Жена уверяет, что я выскочил в коридор в одних трусах (так оно, наверно, и было) и, воздев руки к потолку, прокричал что-то на еврейском языке, — что-то вроде: «Ой-вей!»
Это, конечно, полная чепуха. Но что-то еврейское в тот миг во мне, наверное, действительно проснулось. Во всяком случае, что-то, объединившее меня с тещиной соседкой Симой — красавицей-одесситкой, о которой я только и знал (с тещиных слов), что было у нее шесть или семь официальных мужей, а неофициальных — бессчетно, а также, что она дивно, как только у них в Одессе, наверно, это умели, пела мои любимые «Бублики». С надрывом пела, с душой: «А я несчаст-ная, торговка част-ная…» — пела, словно о себе, словно она сама была этой вот самой частной торговкой, торговавшей бубликами на Дерибасовской или Малой Арнаутской, словно это ее родной отец был пьяница, который «за рюмкой тянется», а мать — «уборщица, ка-а-кой позор!»
Наибольшего внимания в этой трагикомической ситуации заслуживает не столько даже запомнившаяся моей жене удивительная моя реакция на этот Симин крик, сколько сам тот факт, что кинулась Сима в этот момент не к ней, которую она знала маленькой девочкой, выросшей на ее глазах, и не к другим своим соседям, с которыми прожила в этой коммуналке добрую половину жизни, а — ко мне, которого узнала совсем недавно.

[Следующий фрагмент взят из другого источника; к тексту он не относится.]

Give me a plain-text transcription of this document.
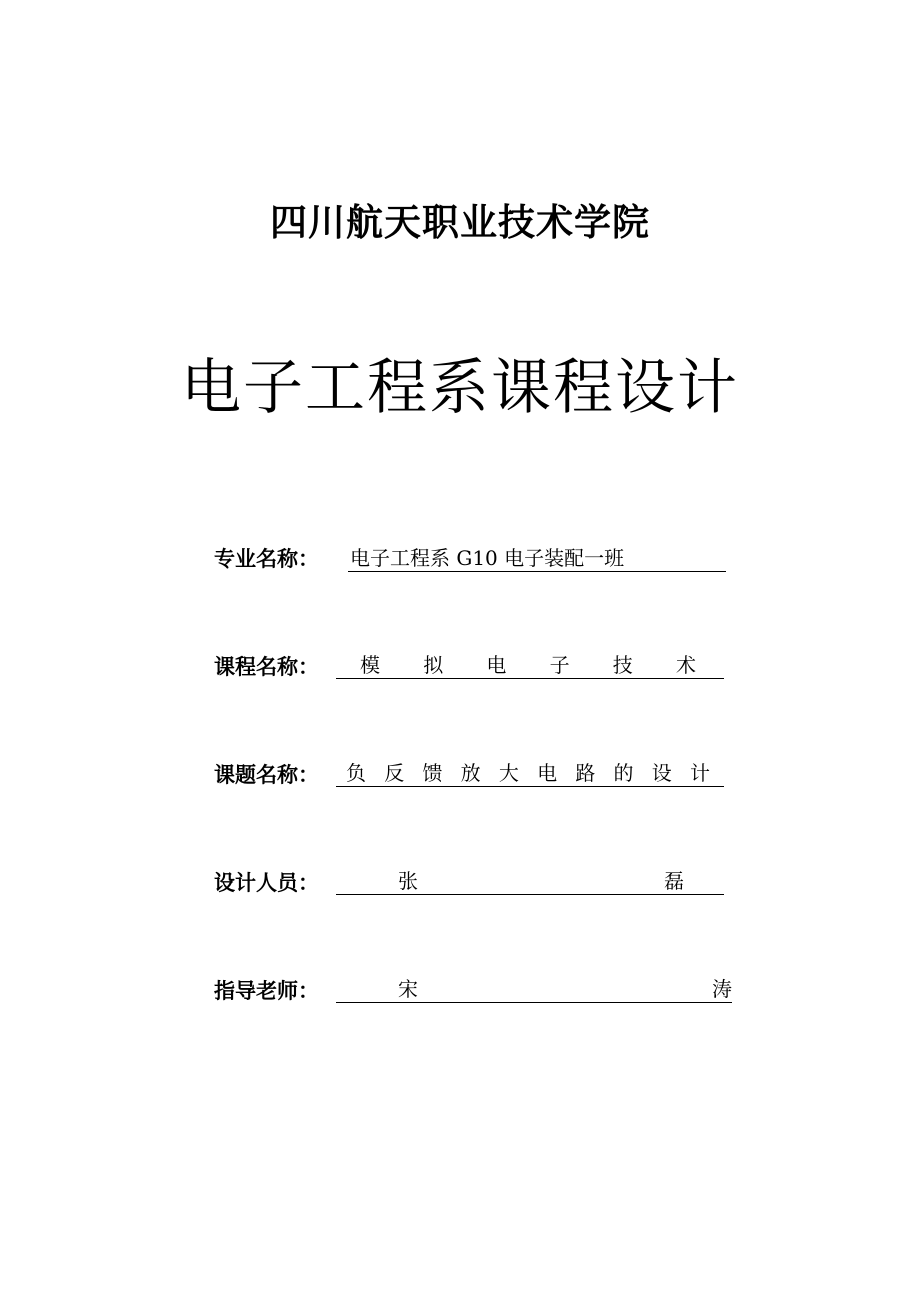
四川航天职业技术学院
电子工程系课程设计
专业名称： 电子工程系 G10 电子装配一班
课程名称： 模 拟 电 子 技 术
课题名称： 负 反 馈 放 大 电 路 的 设 计
设计人员：	张	磊
指导老师：	宋	涛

А кинулась она именно ко мне (вряд ли даже это надо объяснять) как к единственному оказавшемуся поблизости человеку, которого ошеломительное это сообщение касалось в той же мере, что и ее.
Так ли оно было на самом деле, действительно ли это сообщение больше, чем кого другого в той тещиной коммуналке, касалось лишь нас двоих — это вопрос сложный. И я к нему еще непременно вернусь.

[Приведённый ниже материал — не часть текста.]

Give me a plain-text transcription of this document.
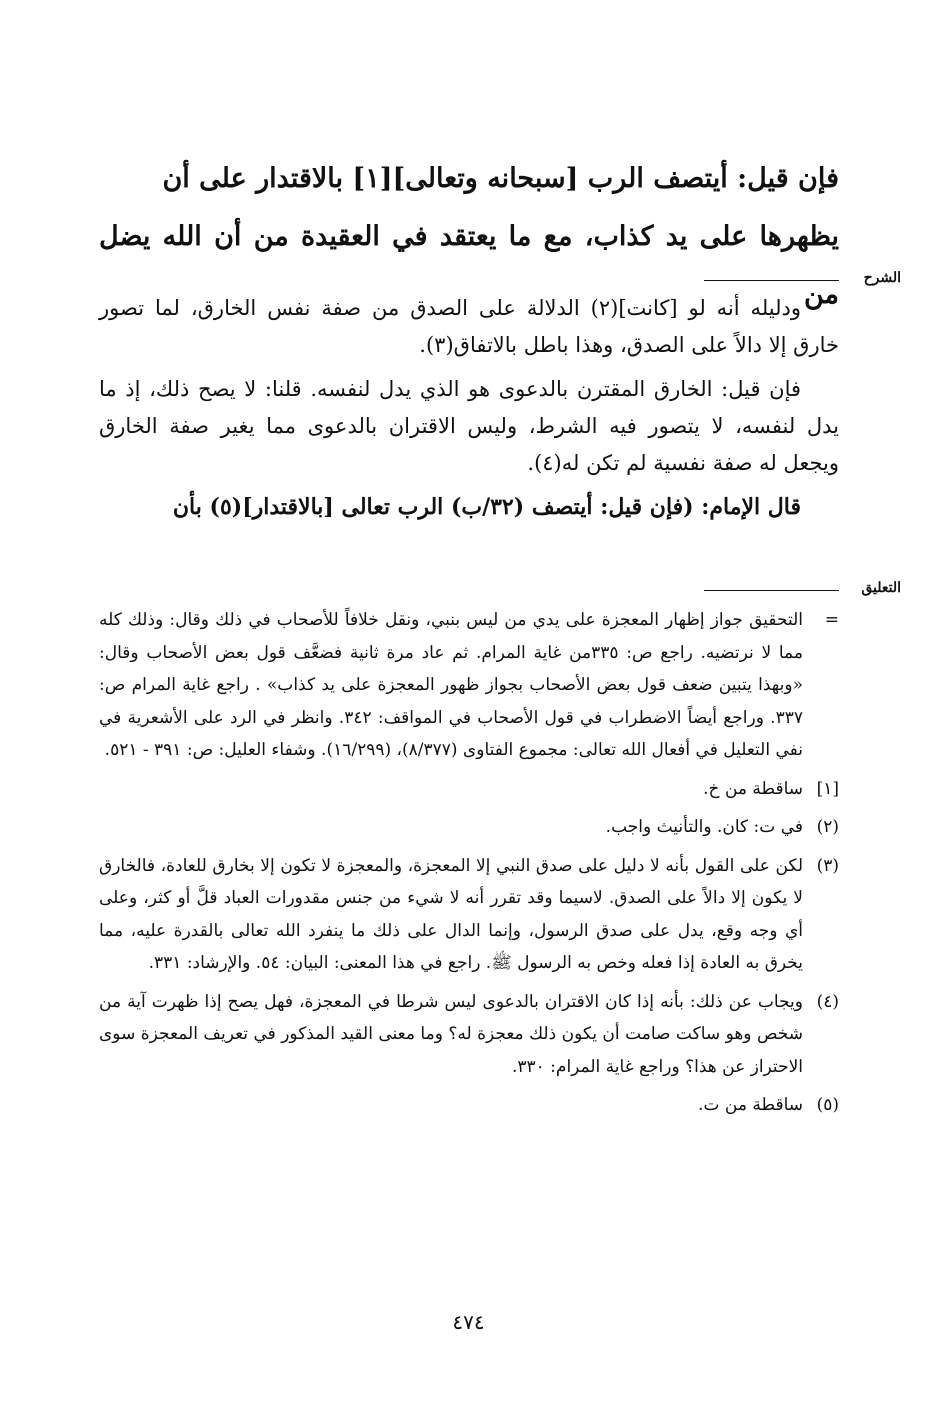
فإن قيل: أيتصف الرب [سبحانه وتعالى][١] بالاقتدار على أن

يظهرها على يد كذاب، مع ما يعتقد في العقيدة من أن الله يضل من

الشرح

ودليله أنه لو [كانت](٢) الدلالة على الصدق من صفة نفس الخارق، لما تصور خارق إلا دالاً على الصدق، وهذا باطل بالاتفاق(٣).

فإن قيل: الخارق المقترن بالدعوى هو الذي يدل لنفسه. قلنا: لا يصح ذلك، إذ ما يدل لنفسه، لا يتصور فيه الشرط، وليس الاقتران بالدعوى مما يغير صفة الخارق ويجعل له صفة نفسية لم تكن له(٤).

قال الإمام: (فإن قيل: أيتصف (٣٢/ب) الرب تعالى [بالاقتدار](٥) بأن

التعليق
=
التحقيق جواز إظهار المعجزة على يدي من ليس بنبي، ونقل خلافاً للأصحاب في ذلك وقال: وذلك كله مما لا نرتضيه. راجع ص: ٣٣٥من غاية المرام. ثم عاد مرة ثانية فضعَّف قول بعض الأصحاب وقال: «وبهذا يتبين ضعف قول بعض الأصحاب بجواز ظهور المعجزة على يد كذاب» . راجع غاية المرام ص: ٣٣٧. وراجع أيضاً الاضطراب في قول الأصحاب في المواقف: ٣٤٢. وانظر في الرد على الأشعرية في نفي التعليل في أفعال الله تعالى: مجموع الفتاوى (٨/٣٧٧)، (١٦/٢٩٩). وشفاء العليل: ص: ٣٩١ - ٥٢١.
[١]
ساقطة من خ.
(٢)
في ت: كان. والتأنيث واجب.
(٣)
لكن على القول بأنه لا دليل على صدق النبي إلا المعجزة، والمعجزة لا تكون إلا بخارق للعادة، فالخارق لا يكون إلا دالاً على الصدق. لاسيما وقد تقرر أنه لا شيء من جنس مقدورات العباد قلَّ أو كثر، وعلى أي وجه وقع، يدل على صدق الرسول، وإنما الدال على ذلك ما ينفرد الله تعالى بالقدرة عليه، مما يخرق به العادة إذا فعله وخص به الرسول ﷺ. راجع في هذا المعنى: البيان: ٥٤. والإرشاد: ٣٣١.
(٤)
ويجاب عن ذلك: بأنه إذا كان الاقتران بالدعوى ليس شرطا في المعجزة، فهل يصح إذا ظهرت آية من شخص وهو ساكت صامت أن يكون ذلك معجزة له؟ وما معنى القيد المذكور في تعريف المعجزة سوى الاحتراز عن هذا؟ وراجع غاية المرام: ٣٣٠.
(٥)
ساقطة من ت.
٤٧٤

А сейчас — перенесемся на несколько месяцев вперед, в июль-август того же 1953 года.
Как это ни странно, в том самом году в июльском номере журнала «Октябрь» была напечатана первая моя большая статья («Пушкин и Маяковский»), за которую я получил довольно солидный, а для меня тогда прямо-таки грандиозный гонорар: что-то около пяти тысяч рублей.
Вместо того чтобы отдать эти деньги родителям, с которыми (лучше сказать — у которых) мы жили, совершенно ошалев от пьянящего воздуха наступающих перемен и от свалившейся вдруг на нас этой огромной суммы, мы с женой рванули на юг — сперва в Одессу, оттуда на теплоходе в Крым, из Ялты перекочевали в Алупку, где «дикарями» прожили целый месяц, профинтив за этот — не такой уж большой, в сущности, срок — все наши пять тысяч до самого последнего рубля.
От этой нашей эскапады осталось у меня в памяти много острых и сильных впечатлений. Впервые увиденная Одесса, впервые увиденная Ялта, впервые увиденные горы: Крым, Ай-Петри. Залитое солнцем, сверкающее ослепительной синевой море, ни в какое сравнение не идущее с запомнившимся по моим детским (Бердянск) впечатлениям мутно-зеленым Азовским.
Впервые — самостоятельная жизнь. Легкая, пьянящая.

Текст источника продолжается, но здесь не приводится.